Aqui entre nós, os Cristãos Batistas em particular estiveram muito implicados nas lutas por um estado livre da tutela religiosa. Junto aos maçons, judeus e protestantes de outras denominações, celebramos 1890 como uma conquista histórica memorável. Não sem razão! Afinal, numa sociedade e num estado tutelados há quatro séculos pela Igreja Católica, o preconceito e até a perseguição física colocavam os Batistas no rol daqueles grupos marginalizados. No nordeste do Brasil existem centenas de templos batistas que foram queimados por campanhas católicas. Milhares de cristãos protestantes, àquela época, não tinham o reconhecimento de sua condição matrimonial, já que casamentos não-católicos não eram reconhecidos pelo estado. Também estes mesmos protestantes apelaram por muito tempo para formas alternativas de sepultamento de seus mortos, já que os únicos cemitérios existentes estavam sob gerência das irmandades católicas.

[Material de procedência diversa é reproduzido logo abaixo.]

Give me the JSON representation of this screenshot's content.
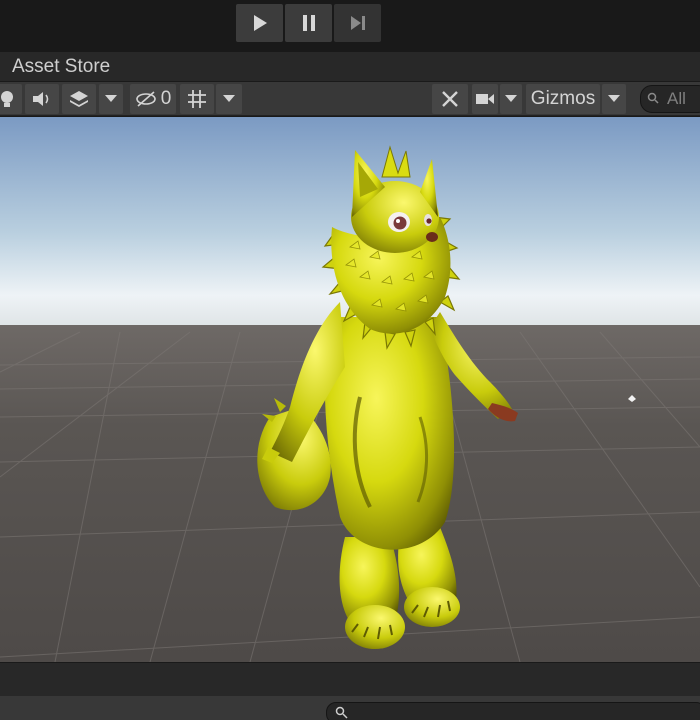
{
  "play_controls": {
    "play_icon": "play-icon",
    "pause_icon": "pause-icon",
    "step_icon": "step-icon"
  },
  "tab": {
    "label": "Asset Store"
  },
  "toolbar": {
    "hidden_count": "0",
    "gizmos_label": "Gizmos",
    "search_placeholder": "All",
    "icons": [
      "lighting-icon",
      "audio-icon",
      "effects-layers-icon",
      "dropdown-icon",
      "visibility-icon",
      "grid-icon",
      "dropdown-icon",
      "tools-icon",
      "camera-icon",
      "dropdown-icon",
      "dropdown-icon",
      "search-icon"
    ]
  },
  "scene": {
    "object_description_icon": "character-model",
    "colors": {
      "sky_top": "#7b9ac3",
      "horizon": "#f0f4f6",
      "ground": "#5b5754",
      "model": "#d6d90f"
    }
  },
  "bottom": {
    "search_icon": "search-icon"
  }
}
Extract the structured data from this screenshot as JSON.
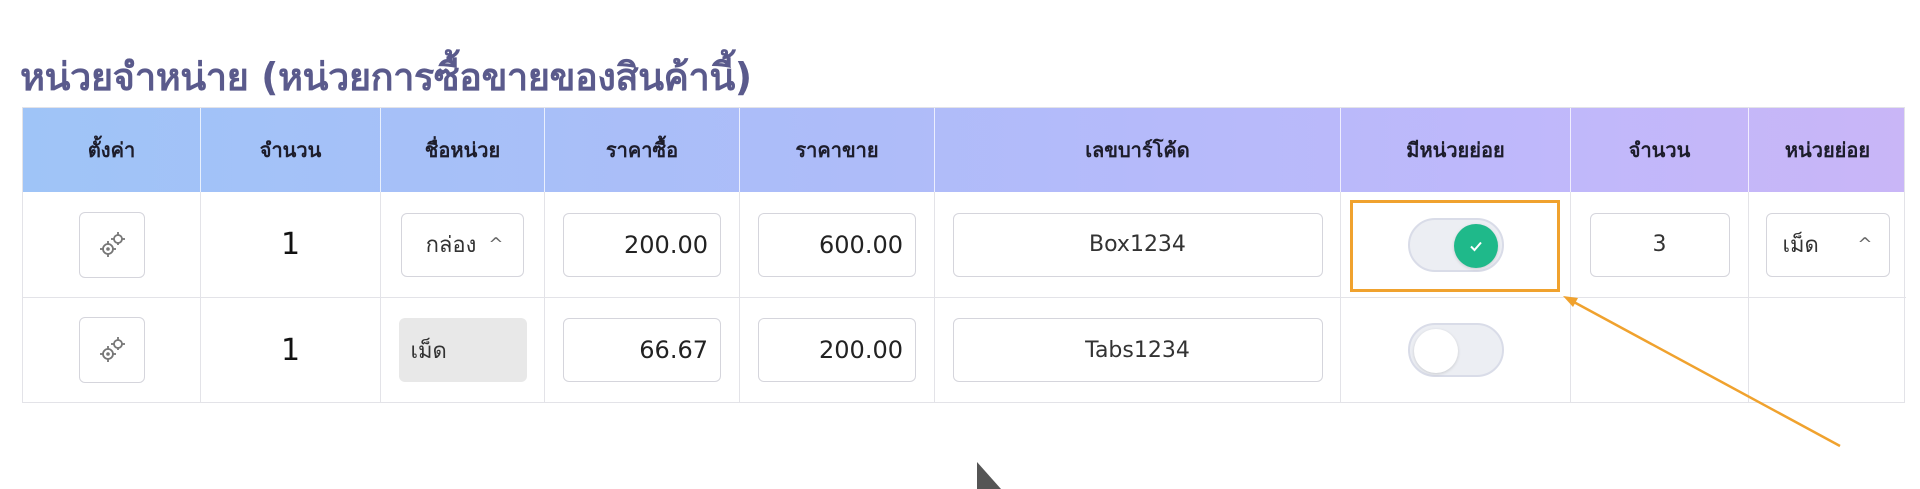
{
  "section": {
    "title": "หน่วยจำหน่าย (หน่วยการซื้อขายของสินค้านี้)"
  },
  "table": {
    "headers": [
      "ตั้งค่า",
      "จำนวน",
      "ชื่อหน่วย",
      "ราคาซื้อ",
      "ราคาขาย",
      "เลขบาร์โค้ด",
      "มีหน่วยย่อย",
      "จำนวน",
      "หน่วยย่อย"
    ],
    "rows": [
      {
        "qty": "1",
        "unit": "กล่อง",
        "buy_price": "200.00",
        "sell_price": "600.00",
        "barcode": "Box1234",
        "has_subunit": true,
        "sub_qty": "3",
        "sub_unit": "เม็ด"
      },
      {
        "qty": "1",
        "unit": "เม็ด",
        "buy_price": "66.67",
        "sell_price": "200.00",
        "barcode": "Tabs1234",
        "has_subunit": false
      }
    ]
  },
  "icons": {
    "settings": "gears-icon",
    "dropdown": "chevron-up-icon",
    "toggle_on": "check-icon",
    "annotation": "arrow-annotation",
    "pointer": "mouse-cursor-icon"
  },
  "colors": {
    "title": "#5a5a8c",
    "header_gradient_start": "#9fc4f7",
    "header_gradient_end": "#c9b6f7",
    "toggle_on": "#1fb98a",
    "highlight": "#f0a22e"
  }
}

Hoje, respirando ares pós-modernos, dois fenômenos integrados estão aí claros aos olhos de quem quiser ver:
(1) O estado laico se consolidou não a despeito da Religião, mas apesar dela. Uma das fundamentações para a laicização dos estados modernos havia sido científica. Ela estava relacionada à crença, àquela época, de que a Religião, enquanto fenômeno cultural, perderia seu vigor e sua influência sobre as massas, tudo por conta do progresso da ciência. Acerca disso vejam Comte, Freud, Marx, Russell, e muita gente mais;
(2) A Religião Cristã na pós-modernidade não é a mesma de outros tempos. Ela não somente volta à cena com sua força persuasiva e produtora de conduta social. Ela agora reclama seu papel no que diz respeito à construção da res-publica – da coisa pública. Banida para a dimensão privada da vida pela Modernidade, ela agora exige um espaço que gozou abundantemente em outros tempos, dos quais o mais emblemático fora a Idade Média. Acerca disso há dois autores interessantes: David Tracy e José Casanova.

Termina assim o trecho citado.